Reporter Da Lin is live in Salinas, at Target, where a bunch of losers…er…people with a lot of free time have been waiting in line since Tuesday night. The PS3s will be available on Friday, and Target in Salinas will sell 10. Already about 50 people are waiting, and “the store is confused about what to do,” Lin says. So, they’ve called the cops. Meanwhile, kids jump around in front of the TV cameras and call their moms on cell phones: “Hey, look at me! I’m on the TV!”

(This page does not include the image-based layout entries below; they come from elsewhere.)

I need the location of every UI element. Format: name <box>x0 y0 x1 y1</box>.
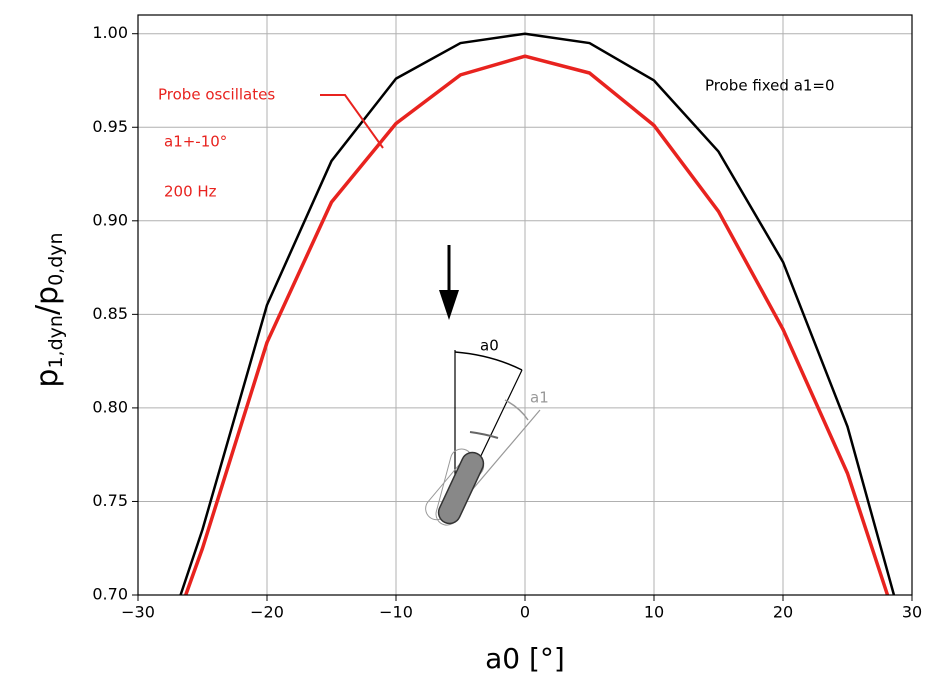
x-tick-label: 10 <box>644 603 664 622</box>
series-label: Probe fixed a1=0 <box>705 77 835 95</box>
y-label-sub: 0,dyn <box>45 232 67 285</box>
y-label-part: /p <box>30 286 65 315</box>
y-tick-label: 0.70 <box>92 585 128 604</box>
y-axis-label: p1,dyn/p0,dyn <box>30 232 67 387</box>
probe-diagram: a0 a1 <box>425 245 549 526</box>
series-line <box>184 54 890 596</box>
annotation: 200 Hz <box>164 183 217 201</box>
a1-arc <box>504 399 529 421</box>
x-tick-label: −20 <box>250 603 284 622</box>
x-axis-label: a0 [°] <box>485 642 565 675</box>
x-tick-label: −10 <box>379 603 413 622</box>
a0-arc <box>454 351 523 371</box>
y-tick-label: 0.75 <box>92 491 128 510</box>
osc-arc <box>469 431 499 439</box>
x-tick-label: 0 <box>520 603 530 622</box>
arrow-head <box>439 290 459 320</box>
x-tick-label: −30 <box>121 603 155 622</box>
y-tick-label: 0.85 <box>92 304 128 323</box>
leader-line <box>320 94 384 149</box>
y-tick-label: 0.90 <box>92 210 128 229</box>
inset-label: a0 <box>480 337 499 355</box>
probe-body <box>437 451 485 525</box>
x-tick-label: 30 <box>902 603 922 622</box>
x-tick-label: 20 <box>773 603 793 622</box>
annotation: a1+-10° <box>164 133 227 151</box>
y-tick-label: 0.95 <box>92 117 128 136</box>
y-tick-label: 1.00 <box>92 23 128 42</box>
y-tick-label: 0.80 <box>92 397 128 416</box>
inset-label: a1 <box>530 389 549 407</box>
series-line <box>179 32 896 596</box>
series-label: Probe oscillates <box>158 86 275 104</box>
y-label-sub: 1,dyn <box>45 315 67 368</box>
y-label-part: p <box>30 369 65 388</box>
curves <box>179 32 896 596</box>
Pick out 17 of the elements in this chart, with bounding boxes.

Says one normal guy, “I can think of a lot better thing to do with $600.” Squid, too, can think of better ways to spend Squid’s money and time. Then again, Squid realizes, here Squid sits, spending time watching a TV news story about the PS3s.
12:10am>>KSBW
Missing a nightly newscast no longer plunges Squid into a panic. Squid can find Dan Green and Erin Clark waiting, in podcast form, on Squid’s laptop screen. And the “replay” button makes sure this mollusk doesn’t miss a moment of the coverage Squid counts on.
Squid had to do several double-takes during Phil Gomez’s report on Holy City, a bizarre historic municipality in the Santa Cruz mountains that is up for sale. Erin Clark reports that the head of the former cult town was a white supremacist who sold holy water on the side of Highway 17. Now the town of two people (the population drops by 50 percent at night) is overseen by a glass blower and self-appointed mayor, Tom Stanton.
Squid sees another cult in the making for this former town of 300. The realtor interviewed onscreen says he is open to religious groups, or perhaps a winery, staking claim to Holy City. One potential buyer says he has a community of 15 families looking to set up an “eco-village.”
For some reason, the idea of a modern-day commune with a glass blower for a mayor is unsettling to Squid. But before Squid can reach for the mouse, KSBW plays some spooky church music while showing a spinning shot of redwood trees that entranced Squid. Hmmm…Squid City?